Bernake stays strong on interest rates

Bernake stays strong on interest rates

Bernake spoke today that interest rates will not be lowered from the current point.  In my opinion this is overall bad news for the markets.  The time period after a plateau of interest rates is usually a poor time for the markets. 

We lie now in a period of stable interest rates in an attempt to keep inflation low.  As we know, low rates boost financial markets and high rates slow them down.

I believe there will be no future hike in interest rates for at least a year.  If your portfolio relies heavily on US money markets or other income producing investments I would start to invest as much cash as I could.

Tomorrow I will write about some high yielding stocks but that is tomorrow.  wink For now we need to focus on the future of US interest rates.  Below are my predictions:

1st Quarter, interest rates will stay the same.  However starting in the beginning of the second quarter, the US FED will start to consider lowering rates to preserve market gains.  I think the overall US market will be healthy from a strong 4Q but the numbers for 1Q will be unimpressive.

2nd Quarter, traditionally this is when oil prices move higher and cause an unhealthy strain on the markets.  Energy prices generally do not peak until July but the wake is felt even in the early second quarter.  The FED will be forced to lower rates to boost an otherwise falling market.

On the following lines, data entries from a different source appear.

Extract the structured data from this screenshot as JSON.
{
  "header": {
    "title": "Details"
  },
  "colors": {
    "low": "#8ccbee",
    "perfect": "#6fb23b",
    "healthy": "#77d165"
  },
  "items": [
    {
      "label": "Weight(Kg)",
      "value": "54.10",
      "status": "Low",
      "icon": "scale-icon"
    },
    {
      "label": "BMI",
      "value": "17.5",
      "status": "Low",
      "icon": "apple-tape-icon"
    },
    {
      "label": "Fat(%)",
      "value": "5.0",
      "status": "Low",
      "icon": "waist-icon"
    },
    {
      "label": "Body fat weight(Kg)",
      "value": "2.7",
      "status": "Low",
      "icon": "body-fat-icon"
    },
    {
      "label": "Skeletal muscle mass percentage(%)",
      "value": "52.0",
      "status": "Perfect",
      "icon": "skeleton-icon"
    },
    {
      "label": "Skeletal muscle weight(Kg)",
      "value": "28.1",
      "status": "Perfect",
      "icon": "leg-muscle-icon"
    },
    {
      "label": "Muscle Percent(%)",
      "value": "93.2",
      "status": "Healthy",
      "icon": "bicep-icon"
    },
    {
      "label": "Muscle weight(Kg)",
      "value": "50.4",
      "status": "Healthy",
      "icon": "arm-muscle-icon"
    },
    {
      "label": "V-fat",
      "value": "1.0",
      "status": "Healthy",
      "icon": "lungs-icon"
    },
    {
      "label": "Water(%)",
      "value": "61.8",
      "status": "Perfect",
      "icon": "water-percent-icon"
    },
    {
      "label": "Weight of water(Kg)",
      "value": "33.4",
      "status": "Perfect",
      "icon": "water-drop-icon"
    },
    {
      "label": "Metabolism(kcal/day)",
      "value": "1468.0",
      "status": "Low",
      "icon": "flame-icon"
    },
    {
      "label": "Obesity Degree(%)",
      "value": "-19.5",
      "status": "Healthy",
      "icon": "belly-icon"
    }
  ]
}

3rd Quarter, this is usually a slow time for the US Markets.  I believe the FED will hold interest rates for the 3rd quarter as the housing market cools down for winter.  Traditionally, the back to school and winter months are poor real estate times.  Spring is always the big boost to the real estate markets. 

4th Quarter, this is usually the time for huge sales numbers.  This is the biggest time for retailers and manufacturers of goods.  Its hard to predict what the FED will do in this time period without actual hard numbers. 

The long and the short of the article is this, if you are relying on a fixed income investment I would recommend that you place investments now.  Interest rates are as high as they will be all year, regardless of what was announced by the FED.  Get in now or be stuck with 3%.